In his grief, so the rumor went, he had the body exhumed so that he could preserve his loved one forever. Whether through rivalry or morality or some personal dispute (we do not know) Bourgelat despised Fragonard’s so-called art and had him dismissed from the school on concerns regarding his sanity – or lack thereof.
For about a dozen years little is known about the whereabouts and doings of Honoré. He resurfaces in the public record indicate that he continued his work with animals and cadavers which were now prepared for displays in private intellectual and aristocratic residences. Apparently, it was through the influence of such contacts that he was able to attain a couple of memberships in lesser assemblies of the arts in France. He died, falling into utter obscurity, in 1799.
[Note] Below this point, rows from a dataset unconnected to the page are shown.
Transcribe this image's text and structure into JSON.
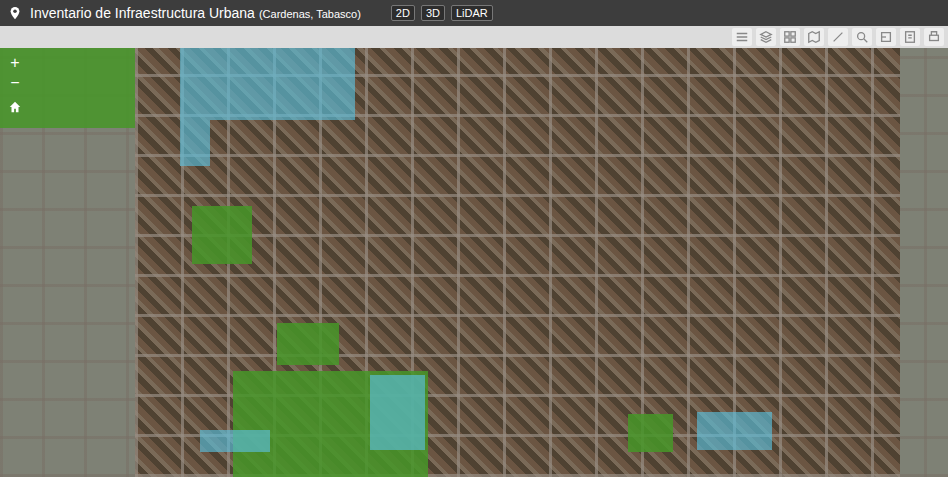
{
  "header": {
    "title": "Inventario de Infraestructura Urbana",
    "subtitle": "(Cardenas, Tabasco)",
    "view_buttons": [
      {
        "label": "2D"
      },
      {
        "label": "3D"
      },
      {
        "label": "LiDAR"
      }
    ]
  },
  "zoom": {
    "in": "+",
    "out": "−"
  }
}
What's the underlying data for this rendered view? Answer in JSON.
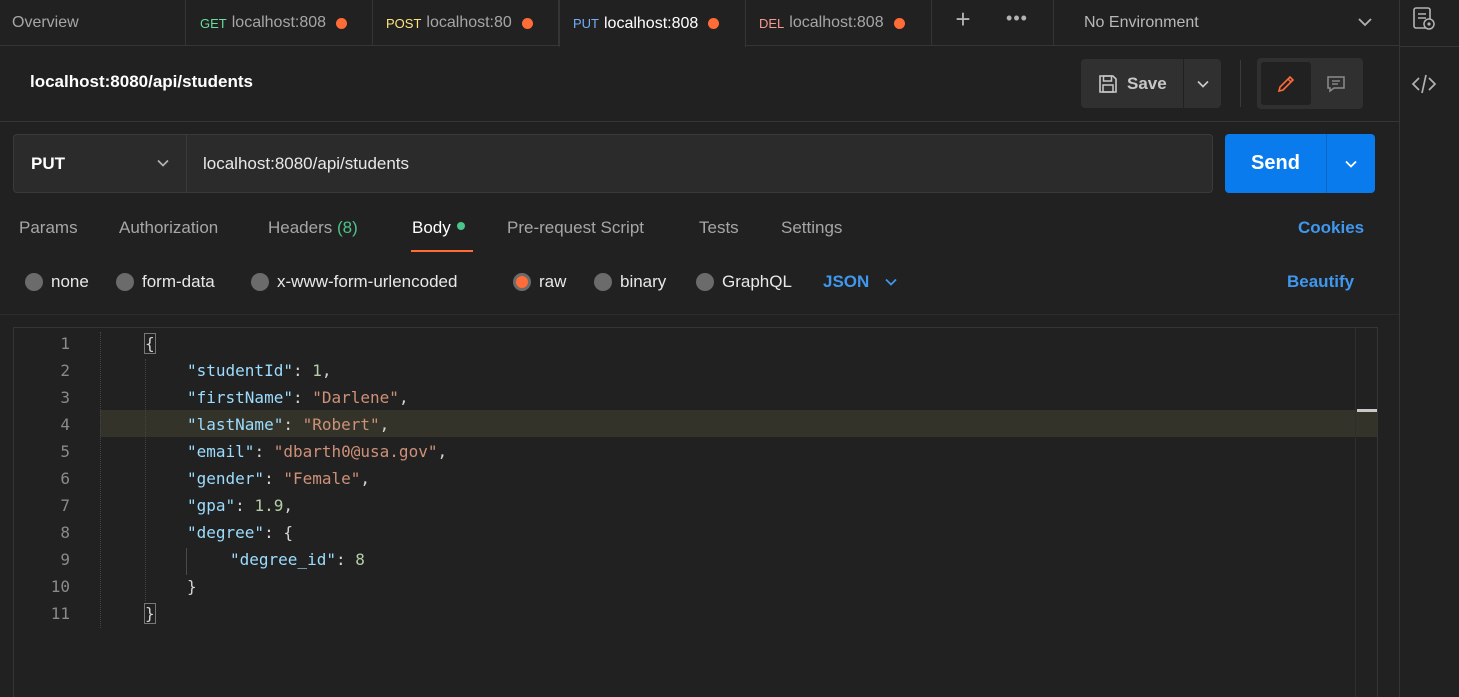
{
  "tabs": {
    "overview": "Overview",
    "items": [
      {
        "method": "GET",
        "label": "localhost:808"
      },
      {
        "method": "POST",
        "label": "localhost:80"
      },
      {
        "method": "PUT",
        "label": "localhost:808"
      },
      {
        "method": "DEL",
        "label": "localhost:808"
      }
    ],
    "plus": "+",
    "more": "•••"
  },
  "environment": {
    "label": "No Environment"
  },
  "request": {
    "title": "localhost:8080/api/students",
    "save_label": "Save",
    "method": "PUT",
    "url": "localhost:8080/api/students",
    "send_label": "Send"
  },
  "request_tabs": {
    "params": "Params",
    "authorization": "Authorization",
    "headers": "Headers",
    "headers_count": "(8)",
    "body": "Body",
    "prerequest": "Pre-request Script",
    "tests": "Tests",
    "settings": "Settings",
    "cookies": "Cookies"
  },
  "body_types": {
    "none": "none",
    "form_data": "form-data",
    "urlencoded": "x-www-form-urlencoded",
    "raw": "raw",
    "binary": "binary",
    "graphql": "GraphQL",
    "format": "JSON",
    "beautify": "Beautify"
  },
  "editor": {
    "line_numbers": [
      "1",
      "2",
      "3",
      "4",
      "5",
      "6",
      "7",
      "8",
      "9",
      "10",
      "11"
    ],
    "lines": {
      "l1": "{",
      "k_studentId": "\"studentId\"",
      "v_studentId": "1",
      "k_firstName": "\"firstName\"",
      "v_firstName": "\"Darlene\"",
      "k_lastName": "\"lastName\"",
      "v_lastName": "\"Robert\"",
      "k_email": "\"email\"",
      "v_email": "\"dbarth0@usa.gov\"",
      "k_gender": "\"gender\"",
      "v_gender": "\"Female\"",
      "k_gpa": "\"gpa\"",
      "v_gpa": "1.9",
      "k_degree": "\"degree\"",
      "v_degree_open": "{",
      "k_degree_id": "\"degree_id\"",
      "v_degree_id": "8",
      "l10": "}",
      "l11": "}"
    }
  },
  "colors": {
    "accent": "#ff6c37",
    "send": "#097bed",
    "link": "#3f97ee",
    "count": "#4cc38a"
  }
}
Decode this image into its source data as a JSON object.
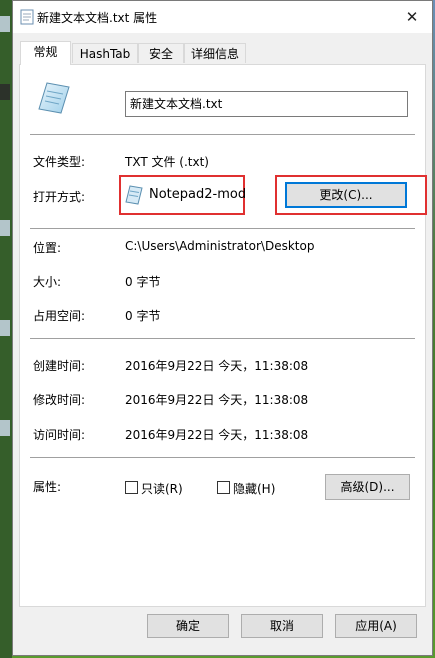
{
  "window": {
    "title": "新建文本文档.txt 属性",
    "close_glyph": "✕"
  },
  "tabs": [
    {
      "label": "常规",
      "active": true
    },
    {
      "label": "HashTab",
      "active": false
    },
    {
      "label": "安全",
      "active": false
    },
    {
      "label": "详细信息",
      "active": false
    }
  ],
  "general": {
    "file_name": "新建文本文档.txt",
    "file_type_label": "文件类型:",
    "file_type_value": "TXT 文件 (.txt)",
    "opens_with_label": "打开方式:",
    "opens_with_value": "Notepad2-mod",
    "change_button": "更改(C)...",
    "location_label": "位置:",
    "location_value": "C:\\Users\\Administrator\\Desktop",
    "size_label": "大小:",
    "size_value": "0 字节",
    "size_on_disk_label": "占用空间:",
    "size_on_disk_value": "0 字节",
    "created_label": "创建时间:",
    "created_value": "2016年9月22日 今天，11:38:08",
    "modified_label": "修改时间:",
    "modified_value": "2016年9月22日 今天，11:38:08",
    "accessed_label": "访问时间:",
    "accessed_value": "2016年9月22日 今天，11:38:08",
    "attributes_label": "属性:",
    "readonly_label": "只读(R)",
    "hidden_label": "隐藏(H)",
    "advanced_button": "高级(D)..."
  },
  "footer": {
    "ok": "确定",
    "cancel": "取消",
    "apply": "应用(A)"
  },
  "colors": {
    "highlight_box": "#e03030",
    "focus_border": "#0078d7"
  }
}
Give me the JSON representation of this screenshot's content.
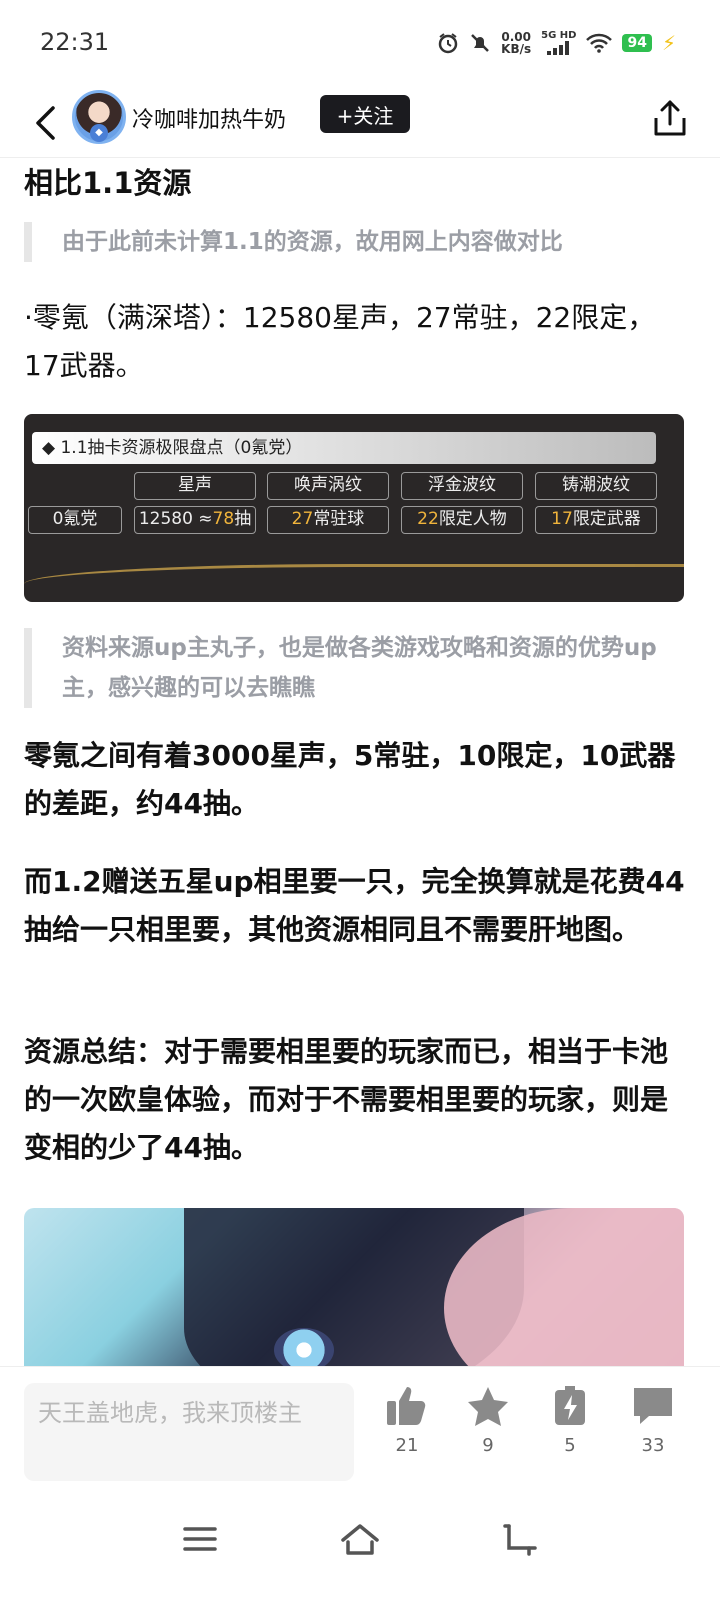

Any morbidity about what Honoré Fragonard created in his lifetime is tempered today by Bodies, a wildly successful of the artist/scientific exhibition that has circled through various museums of art for the past several years, and Body Worlds, a preceding exhibit. My personal surprise (a better word than “shock” in this case) was in the fact that, while researching a prominent artist of the frolicsome Rococo period, I came across a somewhat secretive and bizarre artistic world previously unknown to me occurring at precisely the same time as a well-known movement of lightness and sensuality.
This might be called the “dark art” of the time. It was certainly not widely accepted but it, nevertheless, offers a glimpse of what can be considered postmodern art – some 300 years ago. Often, it is the obscure that heralds the innovative form of the human imagination. For me, Honoré Fragonard, like his cousin, has proven to be a pioneer of certain aspects of artistic expression. And he indicates how vast the scope of Art, that highest expression of our humanity, can be; a terrific contrast to the work and sentimentalities of his cousin, the more famous, other Fragonard.
Was Honoré actually insane? It is doubtful. Perhaps he was just "weird." He gravitated toward a niche of artistic expression in his time that many people would still find objectionable today. But, provocation is certainly no excuse to impinge upon the freedom of artistic endeavor. It is all a matter of taste, is it not?